Welp, here we are again. Every four years the anxiety, horror and glory of our electoral system plays out, and every year I think the same thing: I wonder what kind of car the new (or old) president will use? There are so many different vehicles that have transported the Commander-In-Chief around this great nation of ours, but the first one that springs to my mind in the 1961 Lincoln Continental Presidential Limo.

This car has always loomed large in my childhood as it is one of the first exhibits you see when you enter the Henry Ford Museum. While there are several presidential vehicles lined up in the very front, this vehicle has a special pull, as it may be the most consequential car in the whole collection. This Lincoln was carrying President John F Kennedy the day he was assassinated in Dallas, Texas, on November 22, 1963.

This car is amazing to me for many reasons. First off, it was a low slung convertible with suicide doors which, hell yeah, are always cool. I’ve always loved late ’50s, early ’60s American land yachts, and Kennedy’s limo was a yacht for the ages. Normally, such a car would cost a civilian the princely sum of $7,347, but the Ford Motor Company leased the Lincoln to the White House for the nominal fee of $500 a month before sending it off for $200,000 in retrofits to make it ready for President Kennedy.

But it’s not just the classic car bona fides that I love about this Lincoln. I’ve always been a morbid little shit and this car was the scene of one of the most famous murders in American history; a world-changing assassination that would have lasting repercussions for generations. And then, while on what must have been my 1,000,000th visit to the Henry Ford Museum, a docent told me the limo was haunted, and that sealed the deal for me.

Such limos take years to build from scratch — years that Kennedy’s successor, Vice President Lyndon Johnson, didn’t have. The Lincoln was cleaned up and retrofitted with more bullet-proofing, a solid roof, black paint (the navy blue reminded Americans too much of their fallen president) and “the largest in-vehicle air conditioner ever built,” according to the Dallas Morning News, all to the tune of $500,000. Johnson continued to ride around in the limo and it stayed in service through President Richard Nixon’s administration and into Jimmy Carter’s first year as prez.

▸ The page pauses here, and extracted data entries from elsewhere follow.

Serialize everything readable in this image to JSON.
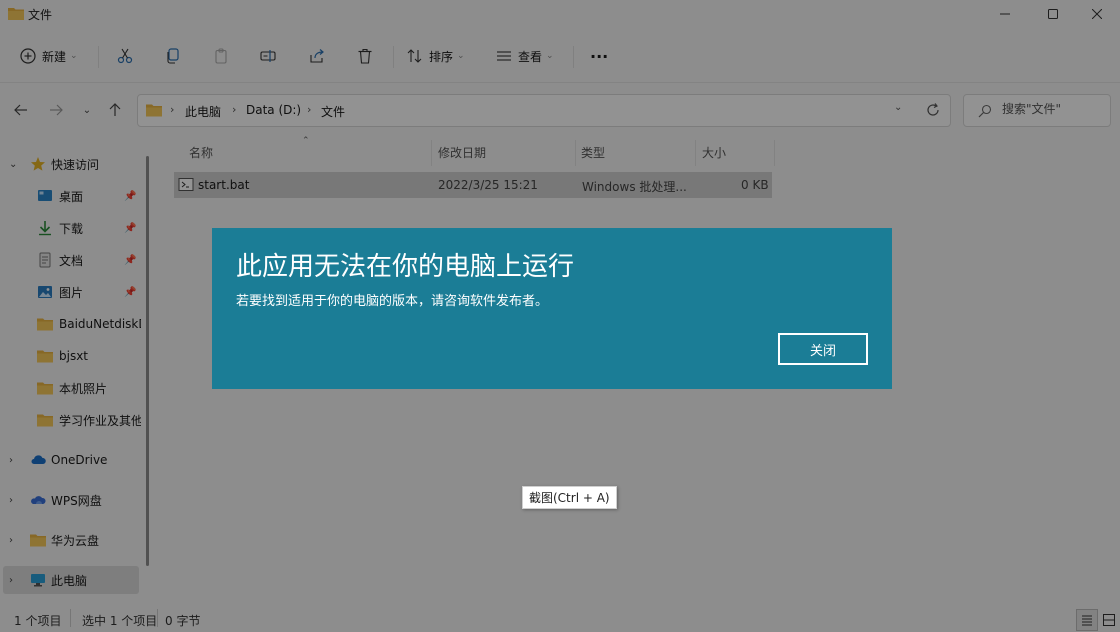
{
  "window": {
    "title": "文件"
  },
  "toolbar": {
    "new_label": "新建",
    "sort_label": "排序",
    "view_label": "查看",
    "more_label": "···"
  },
  "address": {
    "crumbs": [
      "此电脑",
      "Data (D:)",
      "文件"
    ],
    "search_placeholder": "搜索\"文件\""
  },
  "sidebar": {
    "quick_access": "快速访问",
    "items": [
      {
        "label": "桌面"
      },
      {
        "label": "下载"
      },
      {
        "label": "文档"
      },
      {
        "label": "图片"
      },
      {
        "label": "BaiduNetdiskDownload"
      },
      {
        "label": "bjsxt"
      },
      {
        "label": "本机照片"
      },
      {
        "label": "学习作业及其他"
      }
    ],
    "onedrive": "OneDrive",
    "wps": "WPS网盘",
    "huawei": "华为云盘",
    "thispc": "此电脑"
  },
  "columns": {
    "name": "名称",
    "modified": "修改日期",
    "type": "类型",
    "size": "大小"
  },
  "files": [
    {
      "name": "start.bat",
      "modified": "2022/3/25 15:21",
      "type": "Windows 批处理...",
      "size": "0 KB"
    }
  ],
  "status": {
    "count": "1 个项目",
    "selected": "选中 1 个项目",
    "bytes": "0 字节"
  },
  "dialog": {
    "title": "此应用无法在你的电脑上运行",
    "message": "若要找到适用于你的电脑的版本，请咨询软件发布者。",
    "close_label": "关闭",
    "color": "#1b7d96"
  },
  "tooltip": {
    "text": "截图(Ctrl + A)"
  }
}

All told, the limo stayed in the presidential fleet for 13 years following Kennedy’s assassination.

Just the fact that it carried four presidents during one of the most important and tumultuous times in our nation’s history is reason enough to give it the crown of most presidential vehicle, but it’s certainly not alone. There’s the Cadillac DTS Presidential State Car used by Bush and Obama, or the current Beast enjoyed by Trump and Biden. You could even go the other way, with vehicles simply owned by presidents. Lyndon Johnson liked to scare folks using his Amphicar Model 770, and who could forget Biden’s classic 1967 Corvette Stingray?